United is boarding its aircraft back to front with first-class passengers and elites still boarding first. Economy passengers are boarded from the last row forward in groups of five rows.
Gate agents are asking passengers to scan their own boarding passes when they board to reduce interactions between staff and passengers. Passengers are given sanitary wipes when they step on the plane that can be used to clean the seat.

Signage at the gate area informs United passengers of the sanitary measures the airline is taking including requiring face masks to be worn and the new fogging procedures. The displays, however, were inconsistent and were prominent only at United’s hubs and not outstations.

In-flight service
United has suspended the in-flight snack and beverage service for shorter flights in economy, including those less than two hours and 20 minutes.

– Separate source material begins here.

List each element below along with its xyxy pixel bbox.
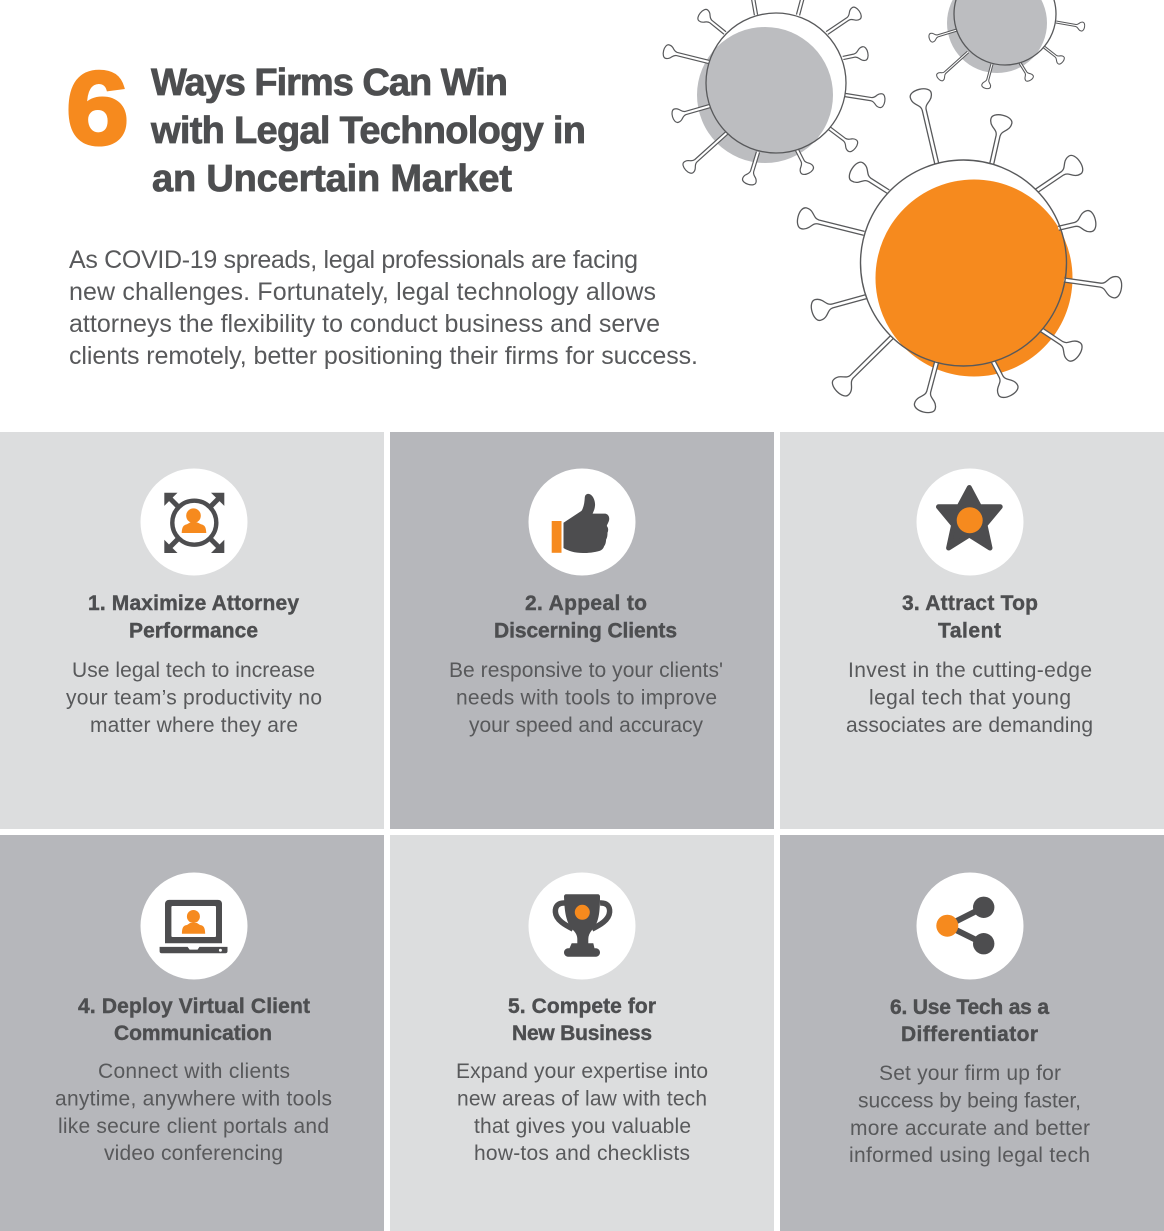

Passengers can, however, request beverages from the flight attendant.

On flights longer than two hours and 20 minutes, passengers in economy will receive a snack bag that includes a sanitary wipe, water bottle, stroopwafel snack, and package of pretzels.


Flight attendants on United are typically asking passengers to remain seated until it is time for their row to deplane.

Southwest Airlines
Blocking middle seats or allowing free flight changes
Southwest is limiting capacity by about one-third so there are no more than two people in each row, with exceptions for families. The airline does not assign seats in advance.

Southwest is boarding its aircraft in groups of 10 based on a boarding number given at check-in. The system is similar to the airline’s previous procedure, except only 10 passengers line up and board at a time instead of 30.

Some airports were not following the 10-passenger procedure, as I found on a recent Southwest flight, and passengers who boarded first chose to sit in the front of the plane. As Southwest allows for open seating, this meant passengers boarding last would have to walk past crowded rows of people.

There is some signage at the gate asking passengers to socially distance and informing them of the new boarding procedure but no visuals or anything pertaining to the airline’s new cleaning procedure.

In-flight service
Southwest is suspending the in-flight service on flights under 250 miles. Passengers on flights over that threshold will receive a cup of ice water and a snack bag served by flight attendants.

Flight attendants did not ask passengers to stay seated during the deplaning process.

The Winner
Delta Air Lines is the clear winner here, as nearly every aspect of a flight has been revised to become more passenger-friendly during this pandemic while not compromising too much on service. From placards and informational signage in the gate area to blocking middle seats and maintaining an in-flight service, albeit limited, Delta is leading the way in multiple aspects.

Southwest Airlines comes in a close second, with the low-cost airline earning its reputation for good customer service even more so during this crisis. The only downsides were the boarding process, the lack of informational signage at the gate area that I found on most other airlines, and a lack of consistency in staff following the new procedures.

United Airlines is the second-runner up mainly because I found its policies to be more empty gestures than actually helpful. The airline is offering free flight changes despite having few backup options and restricting the advance selection of middle seats rather than blocking them but are still allowing flights to fill up,

United did have some positives in that it revised its boarding procedure and offered sanitary wipes upon boarding, but I did find a lack of consistency in informational signage at different airports. Flights on United were boring, above all, as the in-flight service was also suspended.

American Airlines was the least passenger-friendly airline I found on my travels with a complete lack of social-distancing policies and abandonment of in-flight service on most of its domestic flights. It’s largely business as usual when flying on American, as if there is no pandemic occurring, with the airline happy to assign middle seats to basic-economy passengers when entire empty rows are available and keep the standard boarding procedure.

I will say, however, that all aircraft I flew on from all airlines were clean and I was never worried I was getting on a dirty aircraft.